French researchers are cautioning that the mining and drilling of northern regions could potentially free dormant pathogens out of the frozen soil.
Published on March 4, 2014 | The Globe and Mail
by Tu Thanh Ha
French researchers who have revived a 30,000-year-old giant virus from a sample of Siberian permafrost are cautioning that the mining and drilling of northern regions could potentially free dormant pathogens out of the frozen soil.

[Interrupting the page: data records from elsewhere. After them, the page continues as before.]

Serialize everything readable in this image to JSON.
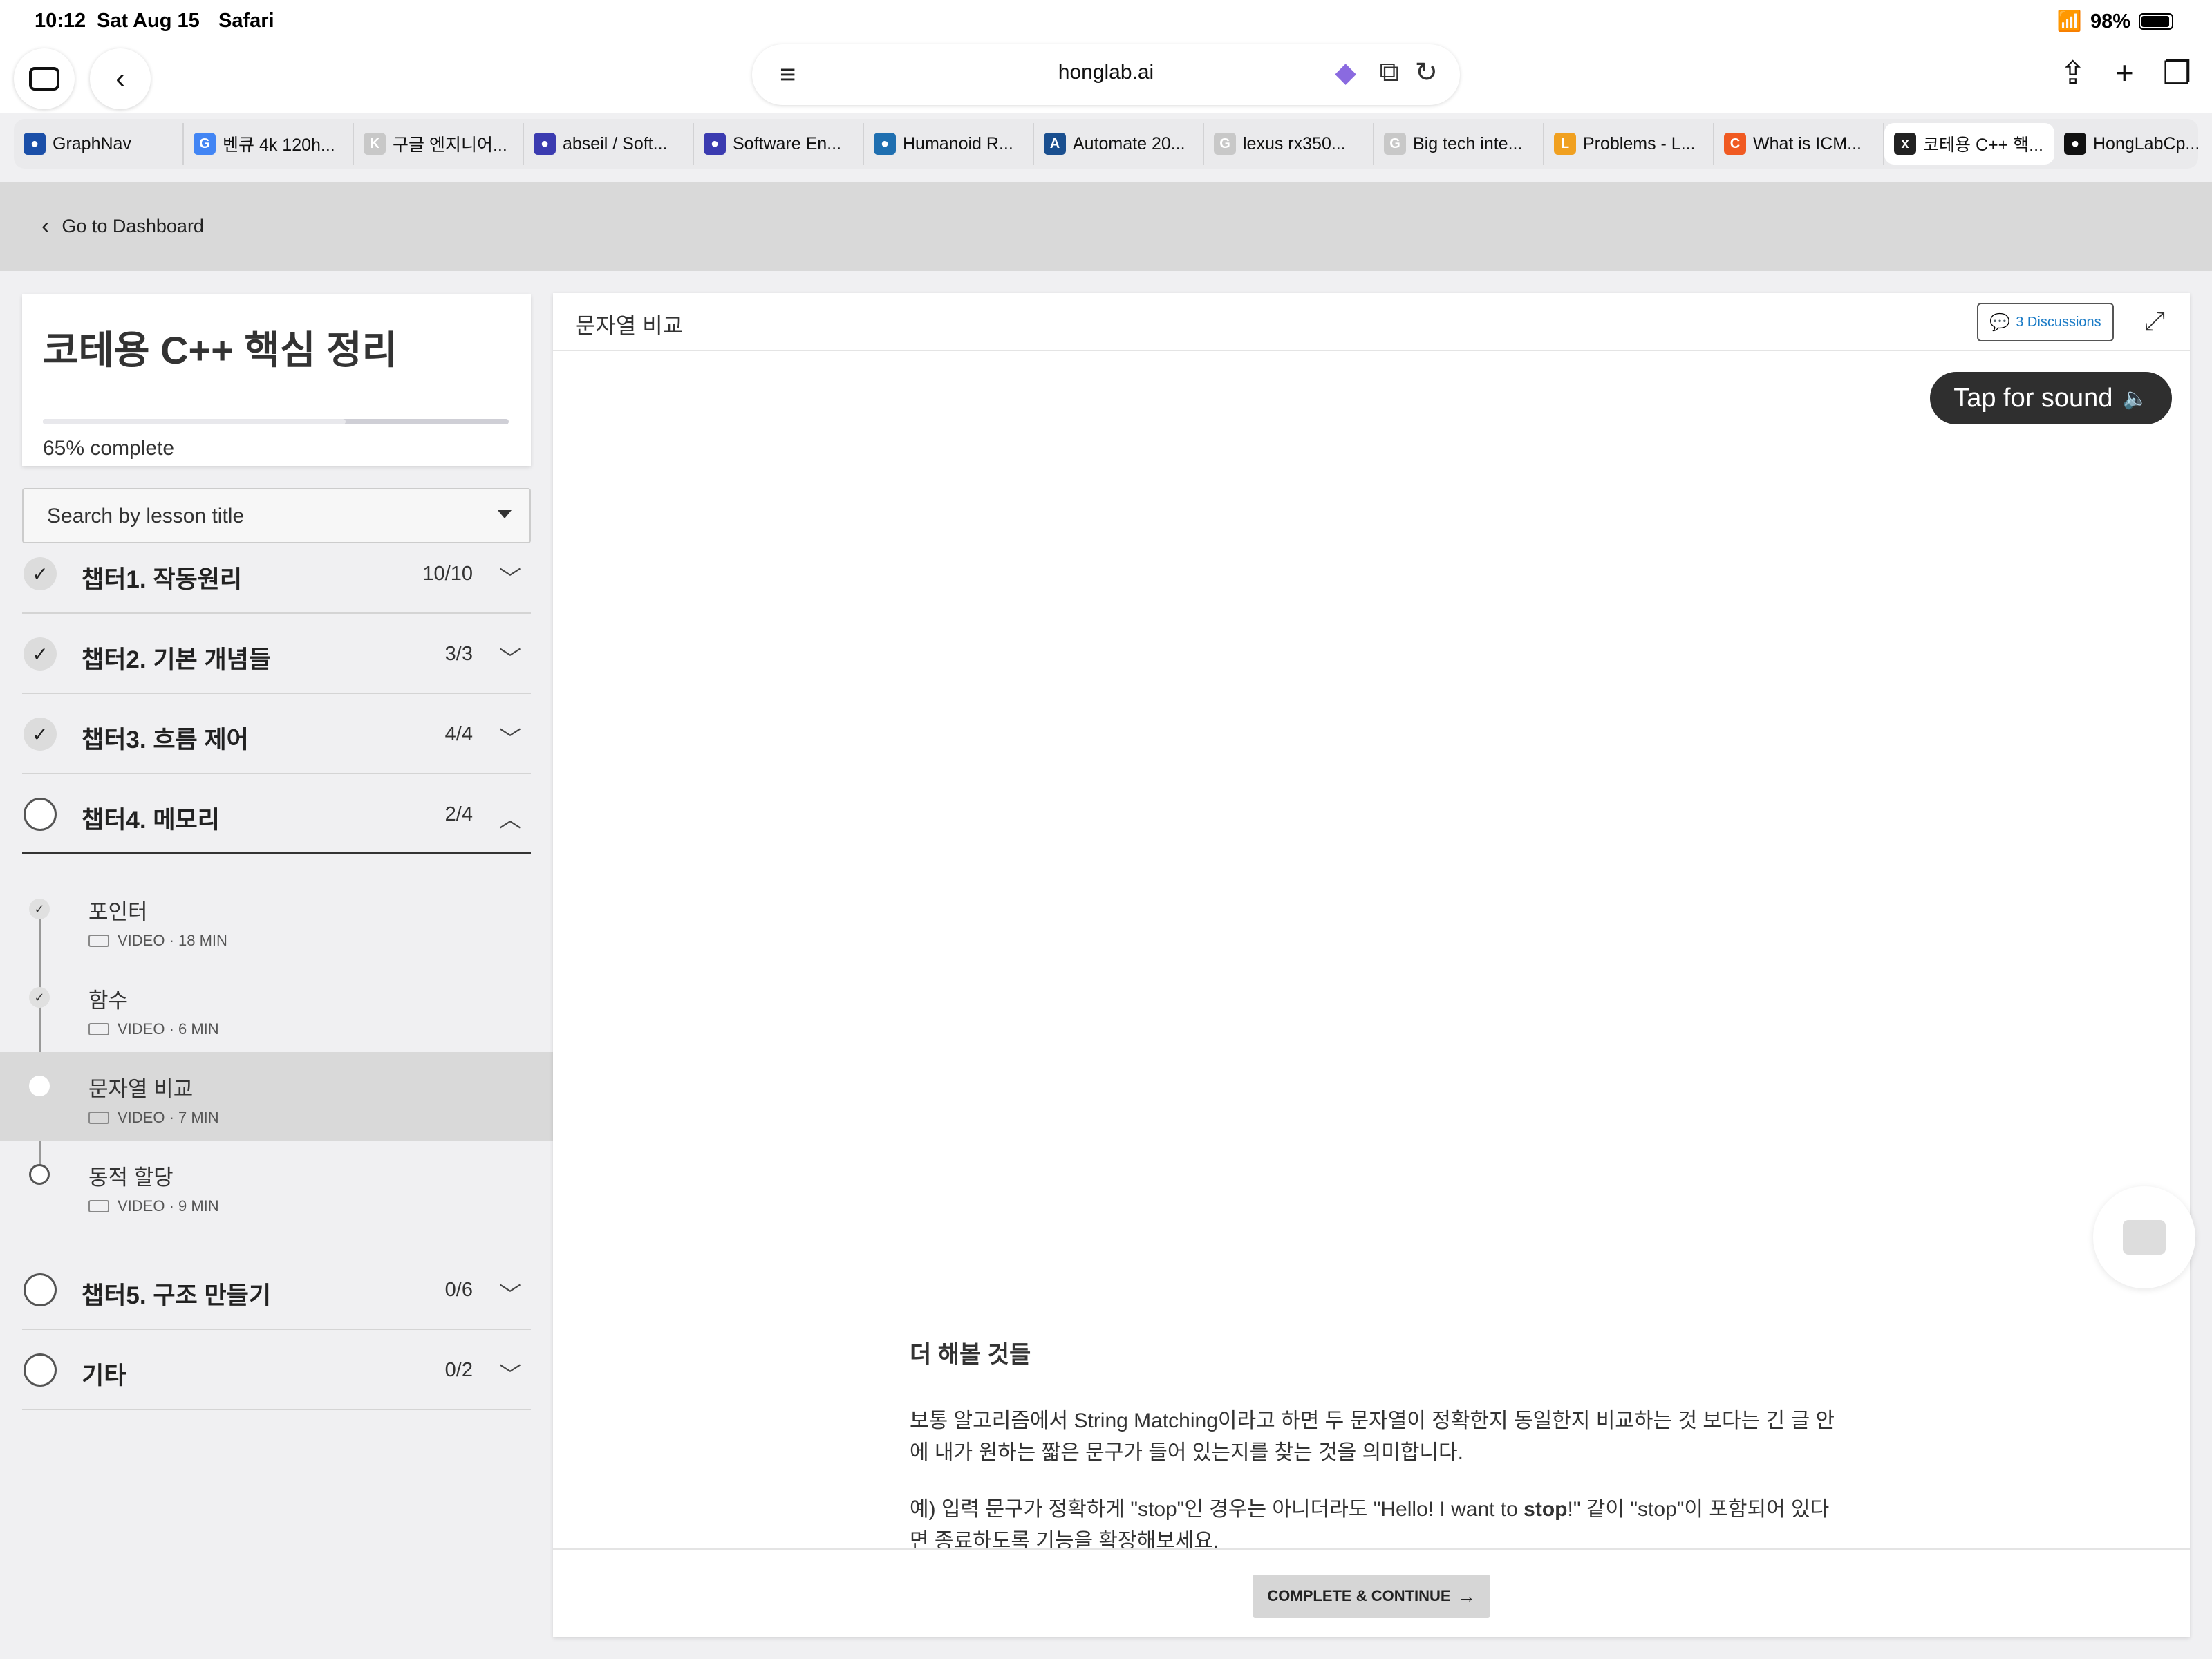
{
  "status": {
    "time": "10:12",
    "date": "Sat Aug 15",
    "app": "Safari",
    "battery": "98%"
  },
  "browser": {
    "url": "honglab.ai",
    "tabs": [
      {
        "label": "GraphNav",
        "icon": "graphnav",
        "color": "#1b4fa8"
      },
      {
        "label": "벤큐 4k 120h...",
        "icon": "G",
        "color": "#4285f4"
      },
      {
        "label": "구글 엔지니어...",
        "icon": "K",
        "color": "#c8c8c8"
      },
      {
        "label": "abseil / Soft...",
        "icon": "pentagon",
        "color": "#3b3bb0"
      },
      {
        "label": "Software En...",
        "icon": "pentagon",
        "color": "#3b3bb0"
      },
      {
        "label": "Humanoid R...",
        "icon": "globe",
        "color": "#1f6fb0"
      },
      {
        "label": "Automate 20...",
        "icon": "A",
        "color": "#1a4f8f"
      },
      {
        "label": "lexus rx350...",
        "icon": "G",
        "color": "#c8c8c8"
      },
      {
        "label": "Big tech inte...",
        "icon": "G",
        "color": "#c8c8c8"
      },
      {
        "label": "Problems - L...",
        "icon": "L",
        "color": "#f0a020"
      },
      {
        "label": "What is ICM...",
        "icon": "C",
        "color": "#f05a22"
      },
      {
        "label": "코테용 C++ 핵...",
        "icon": "x",
        "color": "#222"
      },
      {
        "label": "HongLabCp...",
        "icon": "github",
        "color": "#111"
      }
    ]
  },
  "site": {
    "back_label": "Go to Dashboard"
  },
  "course": {
    "title": "코테용 C++ 핵심 정리",
    "progress_pct": 65,
    "progress_text": "65% complete",
    "search_placeholder": "Search by lesson title"
  },
  "chapters": [
    {
      "name": "챕터1. 작동원리",
      "count": "10/10",
      "done": true
    },
    {
      "name": "챕터2. 기본 개념들",
      "count": "3/3",
      "done": true
    },
    {
      "name": "챕터3. 흐름 제어",
      "count": "4/4",
      "done": true
    },
    {
      "name": "챕터4. 메모리",
      "count": "2/4",
      "done": false
    },
    {
      "name": "챕터5. 구조 만들기",
      "count": "0/6",
      "done": false
    },
    {
      "name": "기타",
      "count": "0/2",
      "done": false
    }
  ],
  "lessons": [
    {
      "title": "포인터",
      "meta": "VIDEO · 18 MIN",
      "state": "done"
    },
    {
      "title": "함수",
      "meta": "VIDEO · 6 MIN",
      "state": "done"
    },
    {
      "title": "문자열 비교",
      "meta": "VIDEO · 7 MIN",
      "state": "current"
    },
    {
      "title": "동적 할당",
      "meta": "VIDEO · 9 MIN",
      "state": "todo"
    }
  ],
  "lesson_view": {
    "title": "문자열 비교",
    "discussions": "3 Discussions",
    "sound_label": "Tap for sound",
    "heading": "더 해볼 것들",
    "para1": "보통 알고리즘에서 String Matching이라고 하면 두 문자열이 정확한지 동일한지 비교하는 것 보다는 긴 글 안에 내가 원하는 짧은 문구가 들어 있는지를 찾는 것을 의미합니다.",
    "para2_a": "예) 입력 문구가 정확하게 \"stop\"인 경우는 아니더라도 \"Hello! I want to ",
    "para2_b": "stop",
    "para2_c": "!\" 같이 \"stop\"이 포함되어 있다면 종료하도록 기능을 확장해보세요.",
    "cta": "COMPLETE & CONTINUE"
  }
}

“The thawing of permafrost either from global warming or industrial exploitation of circumpolar regions might not be exempt from future threats to human or animal health,” the researchers said in their paper published in this week’s Proceedings of the National Academy of Sciences.
The paper’s authors, Chantal Abergel and Jean-Michel Claverie of the Centre national de la recherche scientifique, were able to discover a new type of giant virus that they named Pithovirus, from pithos, the Greek word for the kind of amphora that looks like the micro-organism they have identified.
The Pithovirus infects amebas and is not a threat to humans, Dr. Abergel said in an interview.
Pithovirus does not mutate a lot so there is no risk of a “genomic drift” into a more toxic strain, even if it replicates in a fashion similar to the pox virus, she added.
Nevertheless, the paper by Dr. Abergel and Dr. Claverie warns about what could happen now that climatic changes have thawed permafrost areas and made it easier to exploit Arctic regions for natural resources.